Logiquement Tchang apparait donc dans l’album, avant une absence de plus de vingt ans due aux évènements en Chine. Avec Tintin au Tibet ce sera une retrouvaille virtuelle avant la vraie retrouvaille émue en 1981, deux ans avant sa mort des suites d’une leucémie.

Précisons qu’à l’époque- le dernier album est paru en 1976- les sentiments étaient peu présents dans la Bande Dessinée, l’amour y est à peine évoquée car la BD s’adresse en priorité à des enfants ou des ados.

Que dire alors de la relation entre Haddock et La Castafiore ? Entre attirance et répulsion, leur relation ou absence de relation, a de quoi alimenter les délires de la psychanalyse.

D’autres belles amitiés parcourent les albums, notamment celles avec le Capitaine Haddock qui devient presque le personnage principal, faisant le pendant comique face à un héros un peu trop sérieux, Tryphon Tournesol et ses drôles d’inventions, les siamois Dupond et Dupont, le jeune Zorrino (Le temple du soleil) ou encore l’insupportable Abdallah.

La liste est longue de ces personnages imaginaires ou réels rencontrés : Henri de Monfreid (Les cigares du pharaon), Al Capone (Tintin en Amérique), Basil Zaharoff le marchand d’armes (L’oreille cassée), Jacques Bergier (Vol 714 pour Sydney)…

Tintin est éternel Il a été le premier dans la BD à faire le tour du monde et même à aller sur la lune !

Son œuvre doit s’analyser au regard de l’époque où Hergé a réalisé ses albums mais ce fut un précurseur et un maitre de ce nouvel art.

Ce n’est donc que justice que le cinéma s’en inspire plus d’un siècle après sa naissance et lui rende (enfin) au cinéma une place méritée.

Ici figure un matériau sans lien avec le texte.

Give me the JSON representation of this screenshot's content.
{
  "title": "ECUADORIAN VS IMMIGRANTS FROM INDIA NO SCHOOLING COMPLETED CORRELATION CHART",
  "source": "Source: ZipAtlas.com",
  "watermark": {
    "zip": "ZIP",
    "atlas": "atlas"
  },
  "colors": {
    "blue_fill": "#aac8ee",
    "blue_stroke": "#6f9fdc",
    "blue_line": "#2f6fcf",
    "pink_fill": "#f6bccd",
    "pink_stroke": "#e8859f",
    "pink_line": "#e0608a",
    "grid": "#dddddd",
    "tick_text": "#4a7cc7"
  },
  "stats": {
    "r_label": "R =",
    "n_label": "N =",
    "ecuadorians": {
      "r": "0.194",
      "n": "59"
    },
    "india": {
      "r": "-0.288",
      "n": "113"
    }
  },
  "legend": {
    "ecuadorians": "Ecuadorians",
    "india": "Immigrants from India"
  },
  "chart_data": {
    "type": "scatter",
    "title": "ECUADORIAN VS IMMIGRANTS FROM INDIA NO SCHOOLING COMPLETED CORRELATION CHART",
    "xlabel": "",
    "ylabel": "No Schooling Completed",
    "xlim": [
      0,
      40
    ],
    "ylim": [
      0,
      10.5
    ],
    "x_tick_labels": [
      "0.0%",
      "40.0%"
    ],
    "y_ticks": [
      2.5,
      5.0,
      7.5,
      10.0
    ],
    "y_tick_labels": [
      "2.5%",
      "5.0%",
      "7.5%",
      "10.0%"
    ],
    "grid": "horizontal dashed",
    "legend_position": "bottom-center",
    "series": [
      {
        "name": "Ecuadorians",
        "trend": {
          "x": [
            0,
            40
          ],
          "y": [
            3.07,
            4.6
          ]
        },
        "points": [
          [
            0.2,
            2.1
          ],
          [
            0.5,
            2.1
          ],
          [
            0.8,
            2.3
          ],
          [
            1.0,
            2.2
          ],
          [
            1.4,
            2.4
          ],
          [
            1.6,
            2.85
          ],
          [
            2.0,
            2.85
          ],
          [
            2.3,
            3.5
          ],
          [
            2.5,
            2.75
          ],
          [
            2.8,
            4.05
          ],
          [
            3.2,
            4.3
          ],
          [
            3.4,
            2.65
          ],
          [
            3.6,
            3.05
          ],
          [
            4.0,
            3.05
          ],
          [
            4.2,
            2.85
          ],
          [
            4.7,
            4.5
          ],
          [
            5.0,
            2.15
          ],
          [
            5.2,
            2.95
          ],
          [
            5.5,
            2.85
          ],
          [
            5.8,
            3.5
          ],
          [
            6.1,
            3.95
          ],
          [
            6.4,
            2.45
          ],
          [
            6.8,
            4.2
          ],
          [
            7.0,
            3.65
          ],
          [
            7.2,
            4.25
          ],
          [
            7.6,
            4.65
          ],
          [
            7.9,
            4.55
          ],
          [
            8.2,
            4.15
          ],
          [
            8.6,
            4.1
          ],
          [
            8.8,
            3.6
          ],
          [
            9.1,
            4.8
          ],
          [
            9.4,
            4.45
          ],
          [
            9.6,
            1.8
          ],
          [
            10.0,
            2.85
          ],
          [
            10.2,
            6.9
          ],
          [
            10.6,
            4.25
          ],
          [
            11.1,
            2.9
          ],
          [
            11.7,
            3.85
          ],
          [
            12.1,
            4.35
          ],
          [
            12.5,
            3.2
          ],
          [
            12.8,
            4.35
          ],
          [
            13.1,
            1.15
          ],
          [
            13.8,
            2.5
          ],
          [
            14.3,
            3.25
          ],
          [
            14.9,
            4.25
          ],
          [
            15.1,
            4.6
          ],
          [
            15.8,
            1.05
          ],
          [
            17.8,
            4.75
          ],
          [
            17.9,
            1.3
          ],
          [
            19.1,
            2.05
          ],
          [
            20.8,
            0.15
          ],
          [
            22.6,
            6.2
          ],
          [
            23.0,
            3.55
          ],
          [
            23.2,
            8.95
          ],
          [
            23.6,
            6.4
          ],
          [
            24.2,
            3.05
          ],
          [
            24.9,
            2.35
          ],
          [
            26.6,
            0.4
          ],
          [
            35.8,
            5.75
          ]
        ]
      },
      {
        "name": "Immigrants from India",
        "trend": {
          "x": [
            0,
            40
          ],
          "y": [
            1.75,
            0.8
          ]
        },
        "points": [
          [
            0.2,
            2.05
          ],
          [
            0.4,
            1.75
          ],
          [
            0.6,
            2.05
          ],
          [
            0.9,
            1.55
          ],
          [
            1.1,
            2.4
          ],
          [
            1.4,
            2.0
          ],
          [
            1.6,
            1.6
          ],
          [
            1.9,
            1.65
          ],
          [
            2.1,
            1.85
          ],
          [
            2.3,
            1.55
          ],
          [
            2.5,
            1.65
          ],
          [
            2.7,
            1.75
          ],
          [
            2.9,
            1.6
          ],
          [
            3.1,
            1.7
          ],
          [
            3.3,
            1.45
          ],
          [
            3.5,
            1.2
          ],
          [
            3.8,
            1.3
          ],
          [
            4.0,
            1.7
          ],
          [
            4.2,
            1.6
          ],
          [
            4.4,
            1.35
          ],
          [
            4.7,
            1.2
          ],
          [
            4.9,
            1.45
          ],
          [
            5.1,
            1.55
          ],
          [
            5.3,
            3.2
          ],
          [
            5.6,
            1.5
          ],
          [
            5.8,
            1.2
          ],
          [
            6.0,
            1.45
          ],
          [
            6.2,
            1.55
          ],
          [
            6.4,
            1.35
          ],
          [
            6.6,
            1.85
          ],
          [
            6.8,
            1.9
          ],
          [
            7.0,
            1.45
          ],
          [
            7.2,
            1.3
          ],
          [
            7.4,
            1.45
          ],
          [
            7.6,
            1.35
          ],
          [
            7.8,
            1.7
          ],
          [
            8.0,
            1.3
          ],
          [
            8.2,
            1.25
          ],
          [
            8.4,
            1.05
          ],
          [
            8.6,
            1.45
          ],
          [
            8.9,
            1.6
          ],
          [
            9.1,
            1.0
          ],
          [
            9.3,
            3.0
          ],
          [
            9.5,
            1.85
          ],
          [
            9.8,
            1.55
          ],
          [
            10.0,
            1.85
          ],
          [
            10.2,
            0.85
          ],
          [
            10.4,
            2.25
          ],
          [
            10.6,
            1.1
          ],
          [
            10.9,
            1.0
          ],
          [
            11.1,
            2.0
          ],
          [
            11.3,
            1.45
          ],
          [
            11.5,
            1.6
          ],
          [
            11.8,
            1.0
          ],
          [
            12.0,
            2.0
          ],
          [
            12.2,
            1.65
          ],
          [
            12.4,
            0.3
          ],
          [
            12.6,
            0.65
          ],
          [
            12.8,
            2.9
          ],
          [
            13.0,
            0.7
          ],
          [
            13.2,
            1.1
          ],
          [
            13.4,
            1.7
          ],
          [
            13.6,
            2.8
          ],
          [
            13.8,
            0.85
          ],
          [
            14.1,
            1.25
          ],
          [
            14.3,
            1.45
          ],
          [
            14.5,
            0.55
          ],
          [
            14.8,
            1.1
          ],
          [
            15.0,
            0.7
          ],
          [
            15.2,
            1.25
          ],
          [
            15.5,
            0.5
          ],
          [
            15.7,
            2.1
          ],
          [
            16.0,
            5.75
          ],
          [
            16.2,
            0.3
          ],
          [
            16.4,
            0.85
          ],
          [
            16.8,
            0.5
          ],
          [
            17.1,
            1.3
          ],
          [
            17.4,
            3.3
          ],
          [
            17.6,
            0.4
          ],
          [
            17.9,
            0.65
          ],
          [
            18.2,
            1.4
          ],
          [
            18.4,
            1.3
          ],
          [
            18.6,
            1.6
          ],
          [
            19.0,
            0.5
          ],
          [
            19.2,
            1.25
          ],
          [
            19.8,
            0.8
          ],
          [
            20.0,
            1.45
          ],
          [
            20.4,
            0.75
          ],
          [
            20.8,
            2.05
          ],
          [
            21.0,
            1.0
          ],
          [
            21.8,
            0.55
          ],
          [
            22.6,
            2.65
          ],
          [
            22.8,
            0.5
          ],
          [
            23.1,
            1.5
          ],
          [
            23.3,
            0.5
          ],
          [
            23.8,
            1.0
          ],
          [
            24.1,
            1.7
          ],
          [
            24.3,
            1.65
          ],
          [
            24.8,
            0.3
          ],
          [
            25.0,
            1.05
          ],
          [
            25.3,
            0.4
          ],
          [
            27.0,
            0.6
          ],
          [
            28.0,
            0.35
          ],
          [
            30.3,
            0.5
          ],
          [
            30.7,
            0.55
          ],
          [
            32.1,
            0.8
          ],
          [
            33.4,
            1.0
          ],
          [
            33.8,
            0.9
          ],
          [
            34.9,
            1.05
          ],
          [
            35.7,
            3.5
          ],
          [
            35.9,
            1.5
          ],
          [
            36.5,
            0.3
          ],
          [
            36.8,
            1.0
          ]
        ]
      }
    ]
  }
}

EPILOGUE : La décision a fini par tomber. Après cinq années de procédure, en février 2012, le Tribunal de Première instance de Bruxelles a décidé de débouter les plaignants de leurs demandes en déclarant que Casterman et Moulinsart ne s’étaient pas rendues coupables d’infraction à loi belge de 1981 visant à réprimer certains actes inspirés par le racisme et la xénophobie.

 

Sources :

- les albums de Tintin

Tintin et moi de Numa Sadoul aux Editions Casterman

Wikipedia : de nombreux articles dont un très complet sur la liste des personnages des aventures de Tintin.